OA3802 Computational Methods for Data Analytics

(Same as CS3802.) This course introduces several tools for analysts to acquire, store, access, clean, and merge relevant data, so as to produce a dataset that can be analyzed with necessary tools. The topics include binary data, popular text formats, bash command interpreter, relational and NoSQL databases, web scraping methods, parallel processing, and geographic data. Students will be introduced to high-performance computation facility, such as NPS Hamming and Grace clusters.

Prerequisite

OA2801 or consent of instructor

Lecture Hours

4

Lab Hours

0

Course Learning Outcomes

Upon successful completion of this course, students will achieve the following learning outcomes:

·      Students will know how to identify and correct bottlenecks to their Python code. They
will be able to utilize a Linux environment via an ssh connection for remote computation.
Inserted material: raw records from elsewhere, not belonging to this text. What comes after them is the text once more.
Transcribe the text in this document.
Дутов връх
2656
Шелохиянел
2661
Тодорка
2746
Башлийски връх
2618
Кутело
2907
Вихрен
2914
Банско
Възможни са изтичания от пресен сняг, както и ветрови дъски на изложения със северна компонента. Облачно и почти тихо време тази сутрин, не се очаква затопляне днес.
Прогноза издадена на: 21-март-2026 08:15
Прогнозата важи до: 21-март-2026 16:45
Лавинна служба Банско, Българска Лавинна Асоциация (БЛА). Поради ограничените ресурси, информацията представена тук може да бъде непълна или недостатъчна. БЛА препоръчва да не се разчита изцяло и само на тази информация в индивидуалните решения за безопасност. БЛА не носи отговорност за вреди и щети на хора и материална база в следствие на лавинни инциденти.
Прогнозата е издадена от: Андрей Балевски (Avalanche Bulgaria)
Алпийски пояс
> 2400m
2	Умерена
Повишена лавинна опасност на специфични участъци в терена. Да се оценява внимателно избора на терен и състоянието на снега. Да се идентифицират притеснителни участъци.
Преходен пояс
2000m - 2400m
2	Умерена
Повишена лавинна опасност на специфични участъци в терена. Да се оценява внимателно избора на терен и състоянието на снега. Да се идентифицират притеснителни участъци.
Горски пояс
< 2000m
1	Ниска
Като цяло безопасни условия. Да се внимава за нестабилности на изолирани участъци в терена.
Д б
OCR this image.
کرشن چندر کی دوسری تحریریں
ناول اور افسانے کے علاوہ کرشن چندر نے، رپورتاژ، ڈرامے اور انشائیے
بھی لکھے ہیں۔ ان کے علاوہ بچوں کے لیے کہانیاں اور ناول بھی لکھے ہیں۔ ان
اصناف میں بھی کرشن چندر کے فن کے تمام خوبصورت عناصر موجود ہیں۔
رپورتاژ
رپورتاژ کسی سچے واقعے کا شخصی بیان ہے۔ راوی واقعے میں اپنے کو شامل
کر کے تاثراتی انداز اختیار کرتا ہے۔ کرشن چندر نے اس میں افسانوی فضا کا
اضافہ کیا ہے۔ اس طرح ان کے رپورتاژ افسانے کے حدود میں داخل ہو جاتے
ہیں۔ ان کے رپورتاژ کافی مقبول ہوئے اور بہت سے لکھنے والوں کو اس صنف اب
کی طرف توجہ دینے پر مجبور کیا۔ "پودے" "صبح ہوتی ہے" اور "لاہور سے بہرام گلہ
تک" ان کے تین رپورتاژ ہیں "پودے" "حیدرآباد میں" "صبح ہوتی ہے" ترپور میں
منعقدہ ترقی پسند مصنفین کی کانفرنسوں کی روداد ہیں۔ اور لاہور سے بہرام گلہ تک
·      Students will be able to wrap fast Fortran and/or C code in Python.

·      Students will be able to identify the difference between multithreading and multiprocessing parallelism and write programs that perform both in Python.

·      Students will be able identify the benefits and weaknesses of using cloud computing for various computational needs, and have practice utilizing a cloud machine for a computational task.

·      Students will be able to clone a git repository, and push and pull commits to a repository. They will be able to develop Python packages for easy distribution of research code.

·      Students will be able to interact with relational databases using the Structured Query Language (SQL).

·      Students will be able to write Bash scripts for automating tasks on remote Linux computers.